Borneo road, railway projects ‘world’s scariest environmental threat’

Kharishar Kahfi

The Jakarta Post

03/02/2019

When President Joko “Jokowi” Widodo began his tenure in 2014, he uttered his wish to finish a number of infrastructure projects immediately, including the construction of a highway and a railway in Kalimantan.

With dense forests, mountains and many rivers, Kalimantan, the Indonesian part of the Borneo island, is faced with transportation problems that have increased production costs. According to the Public Works and Housing Ministry, there were only 6,363 kilometers of main roads connecting cities and provinces across Kalimantan in 2014 and only 68 percent of them were in good condition.

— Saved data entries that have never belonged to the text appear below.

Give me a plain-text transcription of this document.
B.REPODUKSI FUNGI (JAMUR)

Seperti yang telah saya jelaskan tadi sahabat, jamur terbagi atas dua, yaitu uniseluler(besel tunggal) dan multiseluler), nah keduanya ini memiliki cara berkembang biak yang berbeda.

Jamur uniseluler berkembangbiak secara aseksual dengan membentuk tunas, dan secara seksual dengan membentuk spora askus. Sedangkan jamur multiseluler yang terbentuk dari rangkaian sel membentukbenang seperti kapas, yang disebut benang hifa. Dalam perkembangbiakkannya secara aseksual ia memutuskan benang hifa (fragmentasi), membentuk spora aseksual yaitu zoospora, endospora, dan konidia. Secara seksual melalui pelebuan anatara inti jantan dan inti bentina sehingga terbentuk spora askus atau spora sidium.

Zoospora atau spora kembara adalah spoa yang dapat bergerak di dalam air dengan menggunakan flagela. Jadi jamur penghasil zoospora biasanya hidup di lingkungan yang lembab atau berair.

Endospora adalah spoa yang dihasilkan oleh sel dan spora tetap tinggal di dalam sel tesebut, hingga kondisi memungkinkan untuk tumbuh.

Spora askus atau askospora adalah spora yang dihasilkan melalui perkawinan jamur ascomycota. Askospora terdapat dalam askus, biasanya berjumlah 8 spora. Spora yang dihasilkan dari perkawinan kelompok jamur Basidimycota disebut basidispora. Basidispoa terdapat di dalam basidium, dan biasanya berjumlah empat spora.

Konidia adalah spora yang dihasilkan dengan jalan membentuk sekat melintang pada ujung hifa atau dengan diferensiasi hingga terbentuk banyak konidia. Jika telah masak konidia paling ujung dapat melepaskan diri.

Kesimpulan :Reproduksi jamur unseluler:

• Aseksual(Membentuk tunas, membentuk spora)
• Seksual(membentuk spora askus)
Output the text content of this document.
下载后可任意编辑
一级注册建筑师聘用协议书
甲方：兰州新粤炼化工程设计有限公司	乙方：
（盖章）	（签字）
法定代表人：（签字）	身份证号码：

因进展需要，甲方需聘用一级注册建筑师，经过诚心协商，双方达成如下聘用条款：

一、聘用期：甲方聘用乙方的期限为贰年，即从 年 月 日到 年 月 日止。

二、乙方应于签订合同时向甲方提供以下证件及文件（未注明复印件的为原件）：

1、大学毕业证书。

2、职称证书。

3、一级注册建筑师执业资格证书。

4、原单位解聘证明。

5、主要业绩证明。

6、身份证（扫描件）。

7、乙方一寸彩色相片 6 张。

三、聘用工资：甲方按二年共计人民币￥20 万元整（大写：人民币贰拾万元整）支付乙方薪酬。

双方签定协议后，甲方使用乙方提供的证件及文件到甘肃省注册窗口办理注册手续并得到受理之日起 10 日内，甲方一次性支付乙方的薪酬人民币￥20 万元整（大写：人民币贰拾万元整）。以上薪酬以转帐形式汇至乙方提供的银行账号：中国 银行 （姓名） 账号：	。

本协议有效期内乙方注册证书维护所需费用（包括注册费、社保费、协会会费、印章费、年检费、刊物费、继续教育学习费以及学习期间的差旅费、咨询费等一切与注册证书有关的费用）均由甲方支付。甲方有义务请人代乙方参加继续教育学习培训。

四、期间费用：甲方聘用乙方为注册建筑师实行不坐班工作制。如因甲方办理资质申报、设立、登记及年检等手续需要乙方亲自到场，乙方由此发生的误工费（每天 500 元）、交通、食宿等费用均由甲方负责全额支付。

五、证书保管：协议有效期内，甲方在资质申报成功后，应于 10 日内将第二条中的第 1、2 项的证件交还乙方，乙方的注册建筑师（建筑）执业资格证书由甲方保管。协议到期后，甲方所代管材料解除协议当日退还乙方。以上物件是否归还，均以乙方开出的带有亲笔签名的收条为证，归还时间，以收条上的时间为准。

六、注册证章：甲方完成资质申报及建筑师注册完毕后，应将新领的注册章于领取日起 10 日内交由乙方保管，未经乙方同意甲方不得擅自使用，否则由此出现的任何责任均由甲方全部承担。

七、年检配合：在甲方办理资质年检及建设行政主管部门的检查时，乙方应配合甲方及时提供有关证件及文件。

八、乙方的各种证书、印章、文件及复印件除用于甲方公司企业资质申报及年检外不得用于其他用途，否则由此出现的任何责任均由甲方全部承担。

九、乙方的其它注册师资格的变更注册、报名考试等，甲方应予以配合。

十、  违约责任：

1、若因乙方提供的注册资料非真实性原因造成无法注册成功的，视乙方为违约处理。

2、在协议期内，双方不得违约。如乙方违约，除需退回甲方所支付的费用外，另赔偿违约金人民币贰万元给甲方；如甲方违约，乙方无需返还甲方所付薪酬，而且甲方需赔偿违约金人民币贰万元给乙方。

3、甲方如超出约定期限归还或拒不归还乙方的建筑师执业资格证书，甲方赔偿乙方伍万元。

The construction of roads in Kalimantan started in 2015 and, recently, concerns were raised by experts who said that such infrastructure projects were “the world’s scariest environmental threat” and could impact the lives of rare animal species such as orangutans and elephants.

According to a joint study by researchers from James Cook University in Australia, the University of Indonesia and Mulawarman University in Samarinda, East Kalimantan, the completed highway and railway will “fragment and destroy cast areas of tropical rainforests on the island of Borneo”.

“Assuming conservatively that new road and rail projects will influence only a 1 km buffer on either side, landscape connectivity across the region will decline sharply, from 89 percent to 55 percent, if all imminently planned projects proceed,” the report states.

William Laurance of James Cook University, the leader of the research study, said the projects threatened to affect the mobility of several species of elephant and orangutan.

“To find food and shelter, these species have to move to survive,” he said.

Scientists say the risks vary depending on the area, as Kalimantan is home to protected areas, primary forests and peatland and regrowth forests.

Moreover, the new roads and rail projects would “open up the forest like a flayed fish, allowing illegal colonists, poachers and miners to invade the forest and cause even more forest disruption,” said lead author Mohammed Alamgir from James Cook University.

Kalimantan, home to 6 percent of the world’s flora and fauna, is under constant threat of illegal loggers, hunters, plantations and poachers. Some of the rare animals that roam the island are captured and traded on social media, recent cases indicate.

Several infrastructure projects are under way in Kalimantan, including the trans-Kalimantan toll road in East Kalimantan. Development of the 99-km highway, which stretches from Balikpapan to Samarinda, began in 2010 but was halted due to funding problems. It resumed in 2016 and is expected to be completed in May this year.

Meanwhile, the 203-km trans-Kalimantan railway project, which will pass through cities such as Balikpapan, was removed from the national strategic projects list.

Environment and Forestry Minister Siti Nurbaya Bakar dismissed the environmental concerns, saying that every project fulfilled all requirements, including the nature conservation requirement.

“Basically, we can study all aspects of the construction and look for the solution. For example, if the road will cut through an animal’s habitat, it should be constructed on the edge of the habitat rather than going directly through the middle of it,” Siti said.

“These things can be managed because it is impossible for Indonesia [to develop] if we don’t build more roads.”